偶然にも、恭子の視線と教授の視線がぶつかる。


胸が跳ねるように高鳴る。

だが教授は、目を見開いたまま一瞬固まり、ふいっと顔をそらした。


恭子は心の中で戸惑った。

(……えっ、なんでそらしたの? 私、変なことした? 気づいたのに……?)

目が合った瞬間、ほんの少しでも微笑んでくれるかと思ったのに、顔をそらされたことが信じられず、胸がざわつく。

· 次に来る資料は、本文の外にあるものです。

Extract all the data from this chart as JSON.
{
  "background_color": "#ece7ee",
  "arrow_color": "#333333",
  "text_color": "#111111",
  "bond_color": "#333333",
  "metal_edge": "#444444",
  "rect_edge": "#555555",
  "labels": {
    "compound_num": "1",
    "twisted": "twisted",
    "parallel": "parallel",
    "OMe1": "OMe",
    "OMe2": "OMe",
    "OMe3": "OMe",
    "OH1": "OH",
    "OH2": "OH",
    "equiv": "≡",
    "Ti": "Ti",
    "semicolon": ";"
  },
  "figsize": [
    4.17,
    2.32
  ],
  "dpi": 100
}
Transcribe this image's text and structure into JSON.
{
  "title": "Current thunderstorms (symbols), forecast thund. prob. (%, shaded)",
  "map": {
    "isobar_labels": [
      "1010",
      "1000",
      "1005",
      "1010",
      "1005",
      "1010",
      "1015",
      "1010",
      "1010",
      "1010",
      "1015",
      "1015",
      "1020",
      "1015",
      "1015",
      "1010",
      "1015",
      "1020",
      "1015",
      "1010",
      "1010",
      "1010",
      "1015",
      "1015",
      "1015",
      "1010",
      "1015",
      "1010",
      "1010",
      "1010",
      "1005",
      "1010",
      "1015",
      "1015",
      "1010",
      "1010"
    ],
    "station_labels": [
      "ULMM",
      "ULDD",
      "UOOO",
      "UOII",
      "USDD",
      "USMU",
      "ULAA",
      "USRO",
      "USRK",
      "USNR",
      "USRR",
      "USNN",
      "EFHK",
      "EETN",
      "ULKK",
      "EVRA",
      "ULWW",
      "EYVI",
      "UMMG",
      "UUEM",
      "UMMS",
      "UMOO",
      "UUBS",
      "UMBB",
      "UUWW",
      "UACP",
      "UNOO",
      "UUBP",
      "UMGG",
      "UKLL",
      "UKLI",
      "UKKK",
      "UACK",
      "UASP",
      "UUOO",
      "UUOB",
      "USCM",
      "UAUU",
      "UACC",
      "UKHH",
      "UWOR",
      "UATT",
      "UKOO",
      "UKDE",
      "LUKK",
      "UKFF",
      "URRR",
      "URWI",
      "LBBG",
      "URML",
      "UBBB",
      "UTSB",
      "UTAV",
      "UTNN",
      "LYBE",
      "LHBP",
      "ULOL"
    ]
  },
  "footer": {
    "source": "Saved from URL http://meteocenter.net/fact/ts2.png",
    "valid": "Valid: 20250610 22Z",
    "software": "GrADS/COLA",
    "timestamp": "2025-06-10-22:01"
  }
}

一方、教授の胸の奥には、少し複雑な感情が湧いていた。

(……隣の男子と親しそうだな。やっぱり彼女には、ああいう若い男の方が似合うのか……)

普段は穏やかで冷静な自分が、こんなにも心をざわつかせるなんて。

嫉妬と残念感、そして胸の奥に小さな落ち込みが生まれる。

隣に立ちたい——そう思う自分がいるのに、年齢差や自分の平凡さを考えると、やっぱり自分はふさわしくないのではないかと。


恭子はまだ気づかない。

教授が少し残念そうに顔をそらした——その理由が、嫉妬と戸惑い、落ち込みを伴った微妙な感情であることも。


優子は隣で、軽く笑みを浮かべつつ、恭子の気持ちに配慮してさりげなく見守る。

「今日もまた、先生と目が合ったんだね。恭子はほんと変な子だな」


恭子は自然と目線を教授に戻す。

胸の奥がドキドキと跳ねるのを感じながら、心の中で小さく呟いた。

「また、目が合うかな……」


教授は、心の奥で、あの変顔や不器用な仕草を思い出す。

そして、知らず知らずのうちに、彼女の隣に立ちたいと願いつつも、自分にはそれが許されないのではと落ち込むのだった。